Answer
$\phi(x,y,z)=xyz$
Work Step by Step
For a vector field to be Conservative, $\dfrac{\partial f}{\partial y}=\dfrac{\partial g}{\partial x}$ and $\dfrac{\partial g}{\partial z}=\dfrac{\partial h}{\partial y}$ and $\dfrac{\partial f}{\partial z}=\dfrac{\partial h}{\partial x}$
We have: $f(x,y,z)=yz, g(x,y,z) =xz$ and $h(x,y,z)=xy$
Thus, $\dfrac{\partial f}{\partial y}=z=\dfrac{\partial g}{\partial x}$ and $\dfrac{\partial g}{\partial z}=x=\dfrac{\partial h}{\partial y}$ and $\dfrac{\partial f}{\partial z}=y=\dfrac{\partial h}{\partial x}$
Therefore, a vector field $F$ is Conservative.
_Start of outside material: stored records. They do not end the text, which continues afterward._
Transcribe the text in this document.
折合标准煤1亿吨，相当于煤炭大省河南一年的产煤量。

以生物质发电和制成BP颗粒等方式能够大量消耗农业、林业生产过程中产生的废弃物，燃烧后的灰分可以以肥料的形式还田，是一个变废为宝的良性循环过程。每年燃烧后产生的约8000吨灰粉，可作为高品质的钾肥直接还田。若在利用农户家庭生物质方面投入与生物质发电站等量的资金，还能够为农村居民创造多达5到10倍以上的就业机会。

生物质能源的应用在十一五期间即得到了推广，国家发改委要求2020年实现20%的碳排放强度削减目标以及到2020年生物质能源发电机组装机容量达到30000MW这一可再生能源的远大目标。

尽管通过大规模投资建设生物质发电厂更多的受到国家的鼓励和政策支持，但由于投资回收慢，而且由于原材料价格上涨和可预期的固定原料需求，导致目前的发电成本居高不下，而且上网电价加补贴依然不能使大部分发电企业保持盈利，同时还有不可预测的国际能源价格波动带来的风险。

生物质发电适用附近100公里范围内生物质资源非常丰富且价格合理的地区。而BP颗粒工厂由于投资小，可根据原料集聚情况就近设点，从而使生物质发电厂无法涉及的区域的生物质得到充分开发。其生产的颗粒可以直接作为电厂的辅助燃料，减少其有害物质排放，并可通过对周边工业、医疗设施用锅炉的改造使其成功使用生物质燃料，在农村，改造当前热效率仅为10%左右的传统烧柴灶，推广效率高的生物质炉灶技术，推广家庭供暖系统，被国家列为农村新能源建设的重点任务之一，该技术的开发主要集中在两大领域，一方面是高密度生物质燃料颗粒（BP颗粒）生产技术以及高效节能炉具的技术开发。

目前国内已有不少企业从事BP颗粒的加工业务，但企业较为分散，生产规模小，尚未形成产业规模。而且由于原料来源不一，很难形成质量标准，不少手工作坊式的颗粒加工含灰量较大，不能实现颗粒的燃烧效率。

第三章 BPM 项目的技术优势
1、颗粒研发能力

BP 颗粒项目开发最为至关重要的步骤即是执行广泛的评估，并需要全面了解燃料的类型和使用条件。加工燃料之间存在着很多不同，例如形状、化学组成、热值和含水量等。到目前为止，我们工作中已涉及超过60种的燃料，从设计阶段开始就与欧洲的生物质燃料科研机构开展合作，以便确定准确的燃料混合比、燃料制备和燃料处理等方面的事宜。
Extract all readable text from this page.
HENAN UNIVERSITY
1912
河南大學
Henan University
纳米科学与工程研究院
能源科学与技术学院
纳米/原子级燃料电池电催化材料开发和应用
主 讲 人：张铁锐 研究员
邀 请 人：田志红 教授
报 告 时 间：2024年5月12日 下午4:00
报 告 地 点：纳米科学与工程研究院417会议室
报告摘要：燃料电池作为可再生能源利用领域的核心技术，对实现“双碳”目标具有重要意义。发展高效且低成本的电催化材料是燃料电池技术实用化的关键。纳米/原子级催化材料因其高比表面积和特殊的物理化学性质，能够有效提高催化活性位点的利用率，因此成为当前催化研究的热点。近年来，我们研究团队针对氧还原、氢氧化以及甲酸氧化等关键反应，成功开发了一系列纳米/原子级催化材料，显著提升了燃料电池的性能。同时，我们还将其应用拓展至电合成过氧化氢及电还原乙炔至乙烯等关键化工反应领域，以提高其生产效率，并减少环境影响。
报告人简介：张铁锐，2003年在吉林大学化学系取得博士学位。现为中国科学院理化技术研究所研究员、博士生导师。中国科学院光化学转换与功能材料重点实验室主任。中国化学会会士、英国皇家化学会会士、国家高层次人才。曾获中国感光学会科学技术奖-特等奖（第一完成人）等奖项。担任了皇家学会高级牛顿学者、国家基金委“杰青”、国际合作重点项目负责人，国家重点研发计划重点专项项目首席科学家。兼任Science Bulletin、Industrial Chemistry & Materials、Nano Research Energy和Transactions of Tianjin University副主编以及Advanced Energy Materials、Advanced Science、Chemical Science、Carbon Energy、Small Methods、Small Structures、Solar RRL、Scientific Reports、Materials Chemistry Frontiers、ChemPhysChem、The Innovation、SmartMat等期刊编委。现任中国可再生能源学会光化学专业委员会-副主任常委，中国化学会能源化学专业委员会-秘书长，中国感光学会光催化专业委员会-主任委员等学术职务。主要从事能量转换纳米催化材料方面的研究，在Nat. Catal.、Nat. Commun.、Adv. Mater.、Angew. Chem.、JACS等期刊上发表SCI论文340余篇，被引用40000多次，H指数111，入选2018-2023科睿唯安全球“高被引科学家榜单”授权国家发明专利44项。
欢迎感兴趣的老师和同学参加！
Now, potential function $F=\nabla \phi$
So, $\dfrac{\partial \phi}{\partial x}=yz \implies \phi(x,y,z)=xyz+a(y,z)$
and $\dfrac{\partial \phi}{\partial y}=xz=xz+\dfrac{\partial a}{\partial y} \implies \dfrac{\partial a}{\partial y}=0 \implies a(y,z)=y+b(z)$ and $\dfrac{\partial \phi}{\partial z}=xy =xy+b'(z) \implies b(z)=c$
Thus, $\phi(x,y,z)=xyz$